Rediscover an old favourite
By Tina Edmundson
Global brand and marketing officer, Marriott
Right now, there’s huge pent-up demand for travel. It is such a part of who we are and, having been deprived of it for so long, part of human nature is wanting to go back to the things that they have enjoyed in the past.
Part of it is, “I had an amazing time at, for example, the JW Venice, which is on a private island in Isola delle Rose, and I know what that experience is because I’ve been there.” We’ve seen it with the Marriott Bonvoy loyalty programme in our guests. They want to return to places with a brand they trust.
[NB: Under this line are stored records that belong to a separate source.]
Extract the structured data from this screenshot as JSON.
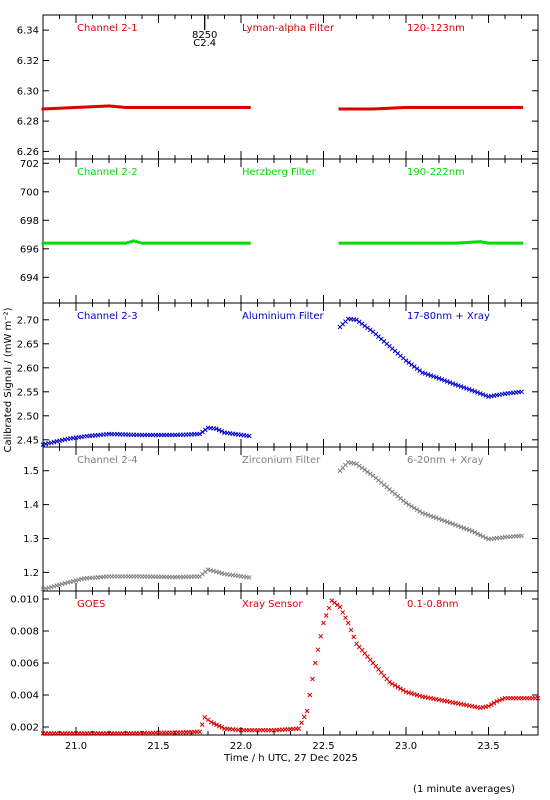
{
  "x_axis": {
    "label": "Time / h UTC, 27 Dec 2025",
    "range": [
      20.8,
      23.8
    ],
    "ticks": [
      "21.0",
      "21.5",
      "22.0",
      "22.5",
      "23.0",
      "23.5"
    ]
  },
  "y_axis_label": "Calibrated Signal / (mW m⁻²)",
  "footnote": "(1 minute averages)",
  "marker": {
    "time": 21.78,
    "label1": "8250",
    "label2": "C2.4"
  },
  "panels": [
    {
      "channel": "Channel 2-1",
      "filter": "Lyman-alpha Filter",
      "band": "120-123nm",
      "color": "#dd0000"
    },
    {
      "channel": "Channel 2-2",
      "filter": "Herzberg Filter",
      "band": "190-222nm",
      "color": "#00dd00"
    },
    {
      "channel": "Channel 2-3",
      "filter": "Aluminium Filter",
      "band": "17-80nm + Xray",
      "color": "#0000cc"
    },
    {
      "channel": "Channel 2-4",
      "filter": "Zirconium Filter",
      "band": "6-20nm + Xray",
      "color": "#808080"
    },
    {
      "channel": "GOES",
      "filter": "Xray Sensor",
      "band": "0.1-0.8nm",
      "color": "#dd0000"
    }
  ],
  "chart_data": [
    {
      "type": "scatter",
      "marker_style": "dot",
      "ylim": [
        6.255,
        6.35
      ],
      "yticks": [
        "6.26",
        "6.28",
        "6.30",
        "6.32",
        "6.34"
      ],
      "ytick_values": [
        6.26,
        6.28,
        6.3,
        6.32,
        6.34
      ],
      "series": [
        {
          "segments": [
            {
              "x": [
                20.8,
                21.0,
                21.2,
                21.3,
                21.5,
                21.7,
                22.0,
                22.05
              ],
              "y": [
                6.288,
                6.289,
                6.29,
                6.289,
                6.289,
                6.289,
                6.289,
                6.289
              ]
            },
            {
              "x": [
                22.6,
                22.8,
                23.0,
                23.2,
                23.4,
                23.6,
                23.7
              ],
              "y": [
                6.288,
                6.288,
                6.289,
                6.289,
                6.289,
                6.289,
                6.289
              ]
            }
          ]
        }
      ]
    },
    {
      "type": "scatter",
      "marker_style": "dot",
      "ylim": [
        692.2,
        702.3
      ],
      "yticks": [
        "694",
        "696",
        "698",
        "700",
        "702"
      ],
      "ytick_values": [
        694,
        696,
        698,
        700,
        702
      ],
      "series": [
        {
          "segments": [
            {
              "x": [
                20.8,
                21.0,
                21.3,
                21.35,
                21.4,
                21.7,
                22.05
              ],
              "y": [
                696.4,
                696.4,
                696.4,
                696.55,
                696.4,
                696.4,
                696.4
              ]
            },
            {
              "x": [
                22.6,
                22.8,
                23.0,
                23.3,
                23.45,
                23.5,
                23.7
              ],
              "y": [
                696.4,
                696.4,
                696.4,
                696.4,
                696.5,
                696.4,
                696.4
              ]
            }
          ]
        }
      ]
    },
    {
      "type": "scatter",
      "marker_style": "x",
      "ylim": [
        2.435,
        2.735
      ],
      "yticks": [
        "2.45",
        "2.50",
        "2.55",
        "2.60",
        "2.65",
        "2.70"
      ],
      "ytick_values": [
        2.45,
        2.5,
        2.55,
        2.6,
        2.65,
        2.7
      ],
      "series": [
        {
          "segments": [
            {
              "x": [
                20.8,
                20.95,
                21.05,
                21.2,
                21.4,
                21.6,
                21.75,
                21.8,
                21.85,
                21.9,
                22.05
              ],
              "y": [
                2.44,
                2.452,
                2.457,
                2.462,
                2.46,
                2.46,
                2.462,
                2.475,
                2.473,
                2.465,
                2.458
              ]
            },
            {
              "x": [
                22.6,
                22.65,
                22.7,
                22.8,
                22.9,
                23.0,
                23.1,
                23.2,
                23.3,
                23.4,
                23.5,
                23.6,
                23.7
              ],
              "y": [
                2.685,
                2.702,
                2.7,
                2.675,
                2.645,
                2.615,
                2.59,
                2.578,
                2.565,
                2.553,
                2.54,
                2.546,
                2.55
              ]
            }
          ]
        }
      ]
    },
    {
      "type": "scatter",
      "marker_style": "x",
      "ylim": [
        1.145,
        1.57
      ],
      "yticks": [
        "1.2",
        "1.3",
        "1.4",
        "1.5"
      ],
      "ytick_values": [
        1.2,
        1.3,
        1.4,
        1.5
      ],
      "series": [
        {
          "segments": [
            {
              "x": [
                20.8,
                20.95,
                21.05,
                21.2,
                21.4,
                21.6,
                21.75,
                21.8,
                21.85,
                21.9,
                22.05
              ],
              "y": [
                1.15,
                1.17,
                1.182,
                1.188,
                1.188,
                1.186,
                1.188,
                1.208,
                1.202,
                1.195,
                1.185
              ]
            },
            {
              "x": [
                22.6,
                22.65,
                22.7,
                22.8,
                22.9,
                23.0,
                23.1,
                23.2,
                23.3,
                23.4,
                23.5,
                23.6,
                23.7
              ],
              "y": [
                1.5,
                1.525,
                1.52,
                1.485,
                1.445,
                1.405,
                1.375,
                1.358,
                1.34,
                1.322,
                1.298,
                1.304,
                1.308
              ]
            }
          ]
        }
      ]
    },
    {
      "type": "scatter",
      "marker_style": "x",
      "ylim": [
        0.0015,
        0.0105
      ],
      "yticks": [
        "0.002",
        "0.004",
        "0.006",
        "0.008",
        "0.010"
      ],
      "ytick_values": [
        0.002,
        0.004,
        0.006,
        0.008,
        0.01
      ],
      "series": [
        {
          "segments": [
            {
              "x": [
                20.8,
                21.0,
                21.3,
                21.6,
                21.75,
                21.78,
                21.82,
                21.9,
                22.0,
                22.2,
                22.35,
                22.4,
                22.45,
                22.5,
                22.55,
                22.6,
                22.65,
                22.7,
                22.8,
                22.9,
                23.0,
                23.1,
                23.2,
                23.3,
                23.45,
                23.5,
                23.55,
                23.6,
                23.7,
                23.8
              ],
              "y": [
                0.0016,
                0.0016,
                0.0016,
                0.00165,
                0.0017,
                0.0026,
                0.0023,
                0.0019,
                0.0018,
                0.0018,
                0.0019,
                0.003,
                0.006,
                0.0085,
                0.0099,
                0.0095,
                0.0085,
                0.0072,
                0.006,
                0.0048,
                0.0042,
                0.0039,
                0.0037,
                0.0035,
                0.0032,
                0.0033,
                0.0036,
                0.0038,
                0.0038,
                0.0038
              ]
            }
          ]
        }
      ]
    }
  ]
}
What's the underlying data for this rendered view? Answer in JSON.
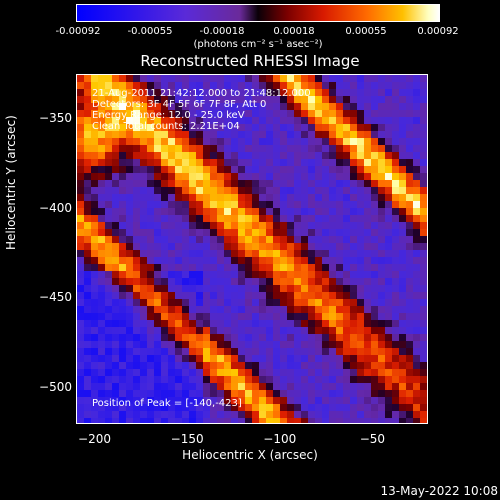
{
  "colorbar": {
    "ticks": [
      "-0.00092",
      "-0.00055",
      "-0.00018",
      "0.00018",
      "0.00055",
      "0.00092"
    ],
    "unit": "(photons cm⁻² s⁻¹ asec⁻²)"
  },
  "chart_data": {
    "type": "heatmap",
    "title": "Reconstructed RHESSI Image",
    "xlabel": "Heliocentric X (arcsec)",
    "ylabel": "Heliocentric Y (arcsec)",
    "xlim": [
      -210,
      -20
    ],
    "ylim": [
      -520,
      -325
    ],
    "xticks": [
      -200,
      -150,
      -100,
      -50
    ],
    "yticks": [
      -350,
      -400,
      -450,
      -500
    ],
    "colorbar_range": [
      -0.00092,
      0.00092
    ],
    "annotations": [
      "21-Aug-2011 21:42:12.000 to 21:48:12.000",
      "Detectors: 3F 4F 5F 6F 7F 8F, Att 0",
      "Energy Range: 12.0 - 25.0 keV",
      "Clean     Total counts: 2.21E+04"
    ],
    "peak_label": "Position of Peak = [-140,-423]",
    "peak": [
      -140,
      -423
    ]
  },
  "footer": "13-May-2022 10:08"
}
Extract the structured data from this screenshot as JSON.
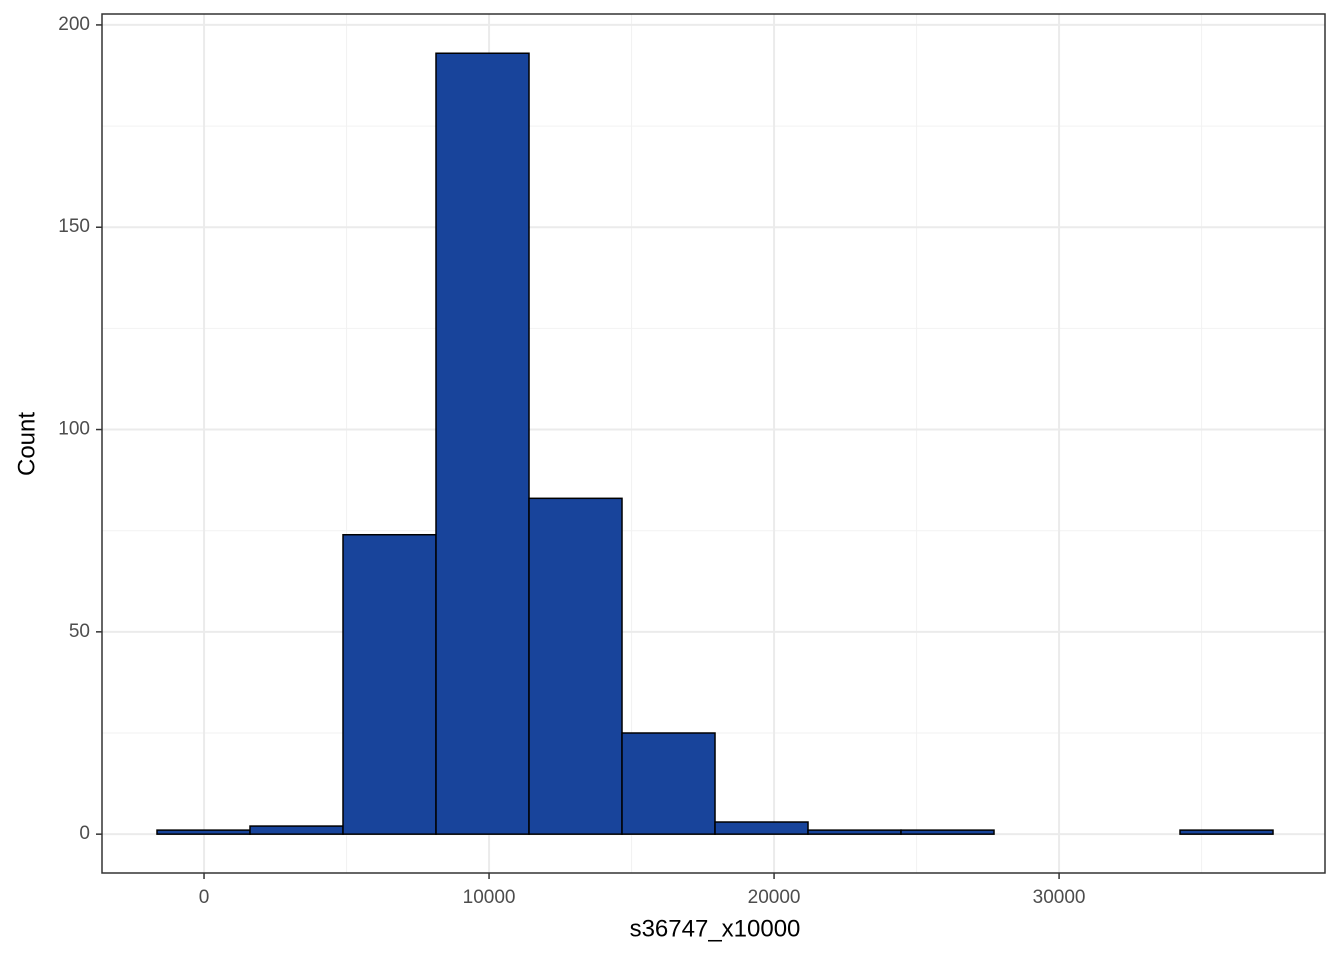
{
  "chart_data": {
    "type": "histogram",
    "x_label": "s36747_x10000",
    "y_label": "Count",
    "bins": [
      -1650,
      1613,
      4876,
      8139,
      11402,
      14665,
      17928,
      21191,
      24454,
      27717,
      30980,
      34243,
      37506
    ],
    "values": [
      1,
      2,
      74,
      193,
      83,
      25,
      3,
      1,
      1,
      0,
      0,
      1
    ],
    "color": "#18449b",
    "edge_color": "#000000",
    "xlim": [
      -3580,
      39330
    ],
    "ylim": [
      -9.6,
      202.7
    ],
    "xticks": [
      0,
      10000,
      20000,
      30000
    ],
    "yticks": [
      0,
      50,
      100,
      150,
      200
    ],
    "grid": true
  }
}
The other thing we’re seeing is that the travelling parties are larger – the idea of reconnection and going with extended family, where one person who knows a place is the conduit for the trip. That person knows what to expect, and is the centre of a group, so it’s repeat guests, but coming with different or extended groups. We’ve seen that at Pine Cliffs, A Luxury Collection Resort in the Algarve, as well as The Blue Palace in Crete.
Many hotels have also renovated or refreshed, taking advantage of the low occupancy. The JW Marriott in Cannes, the Ritz-Carlton Moscow and the Ritz-Carlton Naples in the US have all been redesigned.
Some people are understandably still a little nervous about travelling and communication is the key to making people feel reassured. On our website, we have a page for every hotel that’s called ‘what to expect’ so guests going to a hotel can understand which of the restaurants are open, if there’s outdoor seating, if the pool is open.
Covid accelerated things that were going to happen but would probably have taken several years to take hold – such as using your device to check in or as a mobile key. That also includes hotels reconfiguring outdoor spaces to make them more conducive to relax or eat in. In the past it’s been an amenity and now it’s a necessity.